Illumina, San Diego, has signed a value-based contract with Harvard Pilgrim Health Care, Wellesley, Mass, a not-for-profit health services company that provides insurance coverage to approximately 1.2 million people in Connecticut, Maine, Massachusetts, and New Hampshire. The goal of the agreement is to accelerate patient access to and reimbursement for next-generation sequencing (NGS) for noninvasive prenatal testing (NIPT).

Many payors limit NIPT coverage to pregnant women of advanced maternal age (35 years of age or older), while NIPT for women with average-risk pregnancies (under 35 years) remains uncovered by many major insurance companies. As part of its contract with Illumina, Harvard Pilgrim will provide open market access to NIPT for average-risk pregnancies, permitting more pregnant women to take advantage of NIPT technology.

The agreement marks Harvard Pilgrim’s first-ever value-based contract for the use of NGS.

“Harvard Pilgrim is thrilled to have reached this first-of-its-kind agreement with Illumina, which allows us to expand patient access to NIPT,” says Michael S. Sherman, chief medical officer of Harvard Pilgrim Health Care. “Through this partnership with Illumina, Harvard Pilgrim is furthering its quality agenda by making this test available to pregnant women of average risk, and can do so in a way that limits the extent to which this expansion might increase overall healthcare costs.”

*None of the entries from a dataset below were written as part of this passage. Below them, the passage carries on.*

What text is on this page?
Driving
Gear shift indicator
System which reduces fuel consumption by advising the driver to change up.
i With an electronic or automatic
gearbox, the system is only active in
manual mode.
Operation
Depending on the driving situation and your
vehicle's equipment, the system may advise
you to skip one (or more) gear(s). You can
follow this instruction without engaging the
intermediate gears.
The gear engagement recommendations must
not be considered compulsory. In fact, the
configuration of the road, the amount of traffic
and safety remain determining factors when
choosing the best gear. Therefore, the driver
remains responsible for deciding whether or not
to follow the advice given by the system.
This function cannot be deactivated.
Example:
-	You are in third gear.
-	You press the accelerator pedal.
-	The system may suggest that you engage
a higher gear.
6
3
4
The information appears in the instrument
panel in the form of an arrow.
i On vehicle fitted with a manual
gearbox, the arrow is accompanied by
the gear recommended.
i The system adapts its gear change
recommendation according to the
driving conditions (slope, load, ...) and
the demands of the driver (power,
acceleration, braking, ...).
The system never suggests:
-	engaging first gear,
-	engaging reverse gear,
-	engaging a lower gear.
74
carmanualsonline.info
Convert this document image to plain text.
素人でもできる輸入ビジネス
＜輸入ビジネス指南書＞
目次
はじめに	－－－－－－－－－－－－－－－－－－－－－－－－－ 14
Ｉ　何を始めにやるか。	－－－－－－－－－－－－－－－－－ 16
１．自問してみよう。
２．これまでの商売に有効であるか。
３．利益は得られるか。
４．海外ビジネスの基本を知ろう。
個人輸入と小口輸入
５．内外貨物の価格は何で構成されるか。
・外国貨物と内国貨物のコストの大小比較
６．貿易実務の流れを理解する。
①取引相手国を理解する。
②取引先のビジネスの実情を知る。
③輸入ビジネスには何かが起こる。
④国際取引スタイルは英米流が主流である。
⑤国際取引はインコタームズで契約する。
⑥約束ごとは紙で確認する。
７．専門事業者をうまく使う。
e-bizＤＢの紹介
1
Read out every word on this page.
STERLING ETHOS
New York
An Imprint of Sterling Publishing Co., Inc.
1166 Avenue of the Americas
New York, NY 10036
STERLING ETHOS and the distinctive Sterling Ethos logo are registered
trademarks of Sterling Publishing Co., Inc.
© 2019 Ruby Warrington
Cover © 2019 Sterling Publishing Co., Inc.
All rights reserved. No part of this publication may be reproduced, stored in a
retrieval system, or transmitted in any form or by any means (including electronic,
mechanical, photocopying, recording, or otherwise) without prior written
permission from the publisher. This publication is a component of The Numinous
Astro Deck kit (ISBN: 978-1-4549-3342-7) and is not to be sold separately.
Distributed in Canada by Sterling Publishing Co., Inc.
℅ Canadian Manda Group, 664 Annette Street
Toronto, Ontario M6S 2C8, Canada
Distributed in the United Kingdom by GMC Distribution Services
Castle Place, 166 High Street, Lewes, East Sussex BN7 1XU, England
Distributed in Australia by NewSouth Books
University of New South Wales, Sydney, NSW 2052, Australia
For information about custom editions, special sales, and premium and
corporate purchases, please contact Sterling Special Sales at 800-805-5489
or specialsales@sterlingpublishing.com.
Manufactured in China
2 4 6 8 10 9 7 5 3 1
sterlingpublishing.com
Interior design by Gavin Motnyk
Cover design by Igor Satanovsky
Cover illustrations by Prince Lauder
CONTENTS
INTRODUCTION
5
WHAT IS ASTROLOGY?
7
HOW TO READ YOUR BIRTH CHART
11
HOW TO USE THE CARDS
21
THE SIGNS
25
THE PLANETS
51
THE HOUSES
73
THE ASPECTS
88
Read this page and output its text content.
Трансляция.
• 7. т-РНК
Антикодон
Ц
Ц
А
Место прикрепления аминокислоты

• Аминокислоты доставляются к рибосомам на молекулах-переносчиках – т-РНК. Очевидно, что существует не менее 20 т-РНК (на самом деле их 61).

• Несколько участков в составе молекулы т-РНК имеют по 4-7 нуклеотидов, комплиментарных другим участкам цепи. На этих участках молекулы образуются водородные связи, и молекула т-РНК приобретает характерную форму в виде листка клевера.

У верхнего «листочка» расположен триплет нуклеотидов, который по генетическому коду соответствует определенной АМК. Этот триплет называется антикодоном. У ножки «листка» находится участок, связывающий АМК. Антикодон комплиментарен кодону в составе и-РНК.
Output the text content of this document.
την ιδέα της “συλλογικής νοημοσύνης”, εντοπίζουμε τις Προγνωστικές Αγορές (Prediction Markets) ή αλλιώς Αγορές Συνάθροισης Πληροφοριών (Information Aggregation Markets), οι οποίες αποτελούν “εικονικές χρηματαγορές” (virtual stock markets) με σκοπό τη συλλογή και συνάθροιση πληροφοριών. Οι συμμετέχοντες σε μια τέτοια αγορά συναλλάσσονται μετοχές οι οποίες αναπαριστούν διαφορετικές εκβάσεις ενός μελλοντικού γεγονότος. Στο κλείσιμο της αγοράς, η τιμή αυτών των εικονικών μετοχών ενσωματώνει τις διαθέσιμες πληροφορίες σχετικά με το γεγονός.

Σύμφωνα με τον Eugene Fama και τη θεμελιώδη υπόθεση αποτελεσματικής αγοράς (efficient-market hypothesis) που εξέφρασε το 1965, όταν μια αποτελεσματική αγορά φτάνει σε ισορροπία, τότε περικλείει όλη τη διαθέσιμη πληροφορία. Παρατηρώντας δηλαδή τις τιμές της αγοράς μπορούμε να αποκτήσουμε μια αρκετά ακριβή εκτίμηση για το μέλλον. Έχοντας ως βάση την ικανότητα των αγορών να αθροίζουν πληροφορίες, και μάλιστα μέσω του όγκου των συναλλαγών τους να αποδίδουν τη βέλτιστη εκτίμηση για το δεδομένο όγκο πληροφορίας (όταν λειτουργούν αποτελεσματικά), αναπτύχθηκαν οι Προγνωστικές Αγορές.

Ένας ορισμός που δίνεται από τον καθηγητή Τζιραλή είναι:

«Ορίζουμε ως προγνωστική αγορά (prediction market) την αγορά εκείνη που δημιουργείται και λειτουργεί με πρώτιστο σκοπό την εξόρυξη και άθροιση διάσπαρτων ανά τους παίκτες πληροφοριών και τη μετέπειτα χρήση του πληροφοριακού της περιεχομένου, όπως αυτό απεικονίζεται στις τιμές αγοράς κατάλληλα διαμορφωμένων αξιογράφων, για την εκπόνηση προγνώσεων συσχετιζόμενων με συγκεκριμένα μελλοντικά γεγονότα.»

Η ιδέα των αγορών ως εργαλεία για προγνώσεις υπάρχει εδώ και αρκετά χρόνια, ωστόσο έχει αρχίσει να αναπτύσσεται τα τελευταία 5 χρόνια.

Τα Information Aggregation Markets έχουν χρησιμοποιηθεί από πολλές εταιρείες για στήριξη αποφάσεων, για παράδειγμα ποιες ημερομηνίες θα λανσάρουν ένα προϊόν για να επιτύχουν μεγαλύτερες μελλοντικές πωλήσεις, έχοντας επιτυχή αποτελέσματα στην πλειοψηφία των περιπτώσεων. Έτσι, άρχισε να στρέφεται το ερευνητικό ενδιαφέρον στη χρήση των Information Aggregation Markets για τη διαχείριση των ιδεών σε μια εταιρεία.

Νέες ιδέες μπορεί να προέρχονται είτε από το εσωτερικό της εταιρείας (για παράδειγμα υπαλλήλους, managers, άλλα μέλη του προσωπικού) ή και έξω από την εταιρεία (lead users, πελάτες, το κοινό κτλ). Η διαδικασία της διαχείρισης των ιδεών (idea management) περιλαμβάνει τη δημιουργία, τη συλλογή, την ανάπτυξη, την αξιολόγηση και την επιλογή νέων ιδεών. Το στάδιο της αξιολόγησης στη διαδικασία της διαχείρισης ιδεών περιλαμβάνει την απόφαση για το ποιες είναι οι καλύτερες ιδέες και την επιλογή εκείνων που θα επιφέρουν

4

The collaboration also includes a 2-year study in the Harvard Pilgrim population that will assess the total costs and clinical outcomes of NIPT versus traditional screening practices. The study will seek to accumulate the real-world data needed by payors and employers to demonstrate the clinical and economic value of NIPT for detecting aneuploidy births (babies with genetic anomalies).

“We are thrilled to partner with Harvard Pilgrim on the first-ever value-based contract of its kind involving NGS-based assays,” says Ammar Qadan, vice president of global market access at Illumina. “We expect this study to demonstrate the value of NIPT for average-risk pregnancies and to help accelerate the adoption and reimbursement of NIPT.”

“While we have entered into innovative outcomes-based agreements for pharmaceuticals, this is the first agreement we have done for an NGS-based screening test,” says Sherman. “We hope that it will provide a model for balancing access and affordability for advances in personalized medicine.”